By Wolf Richter, editor of Wolf Street. Originally published on Wolf Street
Nvidia, the poster boy for the stock-market mania surrounding AI and semiconductors, fell 9.5% in regular trading. In after-hours trading, it fell another 2.6% to $105.40 a share, down 11.7%. The after-hours drop came after Bloomberg reported that the DOJ had sent subpoenas to Nvidia, in an escalation of an ongoing antitrust investigation.
“Antitrust officials are concerned that Nvidia is making it difficult to switch to other suppliers and penalizing consumers who don’t use their artificial intelligence chips,” Bloomberg said, citing its sources.
Nvidia’s market capitalization — important because it’s so large — fell by $279 billion in regular trading, the most ever lost in a single day by a single company. Including after-hours trading, it’s down $342 billion, or half of Tesla.
But it’s not a big deal because easy come, easy go, and Nvidia had similar one-day steps on the way to the top. The stock is now down 20% from its July 10 high. And Nvidia wasn’t alone.
Semiconductor bleeding during normal hours includes:
- Nvidia [NVDA]: -9.5%
- Intel [INTC]: -8.8%
- Marvell Technology [MRVL]: -8.2%
- Broadcom [AVGO]: -6.2%
- AMD [AMD]: -7.8%
- Qualcomm [QCOM]: -6.9%
- Texas Instruments [TI]: -5.8%
- Analog Devices [ADI]: -6.5%
- ASML [ASML]: -6.5%
- Materials Used [AMAT]: -7.0%
- Micron technology [MU]: -8.0%
- NPX Semiconductors [NXPI]: -7.9%
- The KLA [KLAC]: -9.5%
VanEck Semiconductor ETF’s lowest price [SMH] down 7.5%, the biggest one-day decline since the March 2020 crash. PHHLX Semiconductor Index [SOX] decreased by 7.8%. So that was a good day’s work on the first trading day of September:
It wasn’t any kind of economic news, like a sudden drop in consumer spending on Labor Day or the collapse of three major banks on Friday evening or an AI prediction that the world is going to end, or whatever, that killed semiconductor stocks — and to a lesser extent stocks more broadly, the S&P 500 fell by 2.1% today and the Nasdaq Composite is down 3.3%. Instead of falling, the consumer does well, and returns to the punchbowl for refills.
So the Nasdaq composite fell 3.3% today to 17,136 and is down 8.1% from its all-time high on July 10.
If it falls another 6.7%, it will return to where it started in November 2021, with a big sell-off and a production meeting in between. T-bills have done better than that since November 2021, but without all the fun and drama.
Action from July 10 is not a good idea:
It’s just that Americans have been more bullish than ever on stocks, after years of big rallies in which the allocation of housing to stocks as a share of their financial assets reached a record high of 42% in Q2, easily surpassing the then-record 37% in Q2 2000, according to JPMorgan estimates. mentioned by the WSJ.

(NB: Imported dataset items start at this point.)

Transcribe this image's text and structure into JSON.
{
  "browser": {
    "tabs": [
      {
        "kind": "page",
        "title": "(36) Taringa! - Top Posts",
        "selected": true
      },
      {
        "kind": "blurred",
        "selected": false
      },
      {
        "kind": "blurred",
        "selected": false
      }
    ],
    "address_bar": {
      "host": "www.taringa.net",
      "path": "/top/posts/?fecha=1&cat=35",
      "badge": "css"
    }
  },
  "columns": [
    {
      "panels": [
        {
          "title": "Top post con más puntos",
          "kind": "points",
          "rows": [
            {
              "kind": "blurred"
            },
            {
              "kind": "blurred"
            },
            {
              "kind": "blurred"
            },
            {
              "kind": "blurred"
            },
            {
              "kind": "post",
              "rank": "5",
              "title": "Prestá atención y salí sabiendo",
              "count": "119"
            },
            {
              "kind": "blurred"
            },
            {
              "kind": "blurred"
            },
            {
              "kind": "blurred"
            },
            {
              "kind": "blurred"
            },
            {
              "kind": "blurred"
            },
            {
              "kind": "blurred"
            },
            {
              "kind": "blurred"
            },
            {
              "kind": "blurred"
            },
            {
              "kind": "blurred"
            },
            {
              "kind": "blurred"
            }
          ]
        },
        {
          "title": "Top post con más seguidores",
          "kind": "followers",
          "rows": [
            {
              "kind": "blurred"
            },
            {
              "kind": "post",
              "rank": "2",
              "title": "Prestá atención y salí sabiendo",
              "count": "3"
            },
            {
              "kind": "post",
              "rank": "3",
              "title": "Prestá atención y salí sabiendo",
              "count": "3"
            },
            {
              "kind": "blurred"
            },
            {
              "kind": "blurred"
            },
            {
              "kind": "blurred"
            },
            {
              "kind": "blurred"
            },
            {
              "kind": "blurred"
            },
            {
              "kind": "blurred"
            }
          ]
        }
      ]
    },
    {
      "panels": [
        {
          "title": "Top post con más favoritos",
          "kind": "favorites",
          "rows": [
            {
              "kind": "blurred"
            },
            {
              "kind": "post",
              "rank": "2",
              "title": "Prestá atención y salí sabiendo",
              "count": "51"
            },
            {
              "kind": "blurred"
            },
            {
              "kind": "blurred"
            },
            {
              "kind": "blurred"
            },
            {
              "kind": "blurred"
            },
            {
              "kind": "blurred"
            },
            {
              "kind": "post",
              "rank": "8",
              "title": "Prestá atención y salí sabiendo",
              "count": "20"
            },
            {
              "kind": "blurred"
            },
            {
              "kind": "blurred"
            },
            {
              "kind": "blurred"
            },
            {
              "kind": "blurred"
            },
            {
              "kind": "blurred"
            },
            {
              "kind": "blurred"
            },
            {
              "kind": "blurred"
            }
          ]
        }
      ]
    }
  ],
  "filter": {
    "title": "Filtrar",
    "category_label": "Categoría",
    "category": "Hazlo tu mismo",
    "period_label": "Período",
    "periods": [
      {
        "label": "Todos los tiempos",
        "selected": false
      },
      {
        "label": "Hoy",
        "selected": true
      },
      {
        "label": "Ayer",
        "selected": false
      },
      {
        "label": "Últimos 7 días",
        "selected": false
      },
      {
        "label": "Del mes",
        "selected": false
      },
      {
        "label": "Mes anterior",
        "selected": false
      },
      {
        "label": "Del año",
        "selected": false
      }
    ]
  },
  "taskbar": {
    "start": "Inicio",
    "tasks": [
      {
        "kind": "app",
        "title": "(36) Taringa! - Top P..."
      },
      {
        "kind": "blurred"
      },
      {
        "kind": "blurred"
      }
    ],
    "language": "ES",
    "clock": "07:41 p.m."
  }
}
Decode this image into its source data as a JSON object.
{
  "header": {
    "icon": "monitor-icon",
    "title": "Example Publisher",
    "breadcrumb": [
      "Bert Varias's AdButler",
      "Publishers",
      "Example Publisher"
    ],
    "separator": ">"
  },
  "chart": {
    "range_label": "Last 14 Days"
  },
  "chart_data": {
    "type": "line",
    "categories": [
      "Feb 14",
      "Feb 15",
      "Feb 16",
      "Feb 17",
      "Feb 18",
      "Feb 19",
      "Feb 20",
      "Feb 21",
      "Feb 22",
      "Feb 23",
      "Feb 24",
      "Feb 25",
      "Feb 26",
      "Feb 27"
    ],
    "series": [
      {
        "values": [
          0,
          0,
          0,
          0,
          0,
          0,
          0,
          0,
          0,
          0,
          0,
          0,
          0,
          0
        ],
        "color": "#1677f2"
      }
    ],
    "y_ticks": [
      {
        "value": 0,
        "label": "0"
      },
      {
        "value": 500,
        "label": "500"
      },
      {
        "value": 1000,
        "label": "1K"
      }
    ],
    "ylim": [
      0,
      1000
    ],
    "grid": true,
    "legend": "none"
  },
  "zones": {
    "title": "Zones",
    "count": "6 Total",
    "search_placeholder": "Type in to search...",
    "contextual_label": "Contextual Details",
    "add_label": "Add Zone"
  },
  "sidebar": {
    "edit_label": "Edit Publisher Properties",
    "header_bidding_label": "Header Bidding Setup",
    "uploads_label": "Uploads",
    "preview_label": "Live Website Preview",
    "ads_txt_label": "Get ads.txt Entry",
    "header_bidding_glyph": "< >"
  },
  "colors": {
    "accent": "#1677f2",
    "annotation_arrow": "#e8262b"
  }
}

Q2 2000 was of course the time when stocks began the Dotcom Bust that would eventually drop the S&P 500 by 50% and the Nasdaq Composite by 78% over the next two and a half years, after which it took 13 years for the Nasdaq. , including years of QE and 0%, to surpass its Dotcom Bubble peak.
But investors now consider this irrelevant. It will never happen again. Stocks will always go up. The Fed will restart QE every time stocks dip a bit, etc., etc. As investors are overexposed to stocks, especially over-the-top stocks with ridiculous valuations, such as Nvidia, and overconfidence that the stock will continue to rise, if anything moves. and the selling pressure increases suddenly, so there are not enough strong souls left willing to buy at these ridiculous prices, and the next layers of buyers – dip buyers – will have to be lured by even lower prices. But that has been a tough game lately.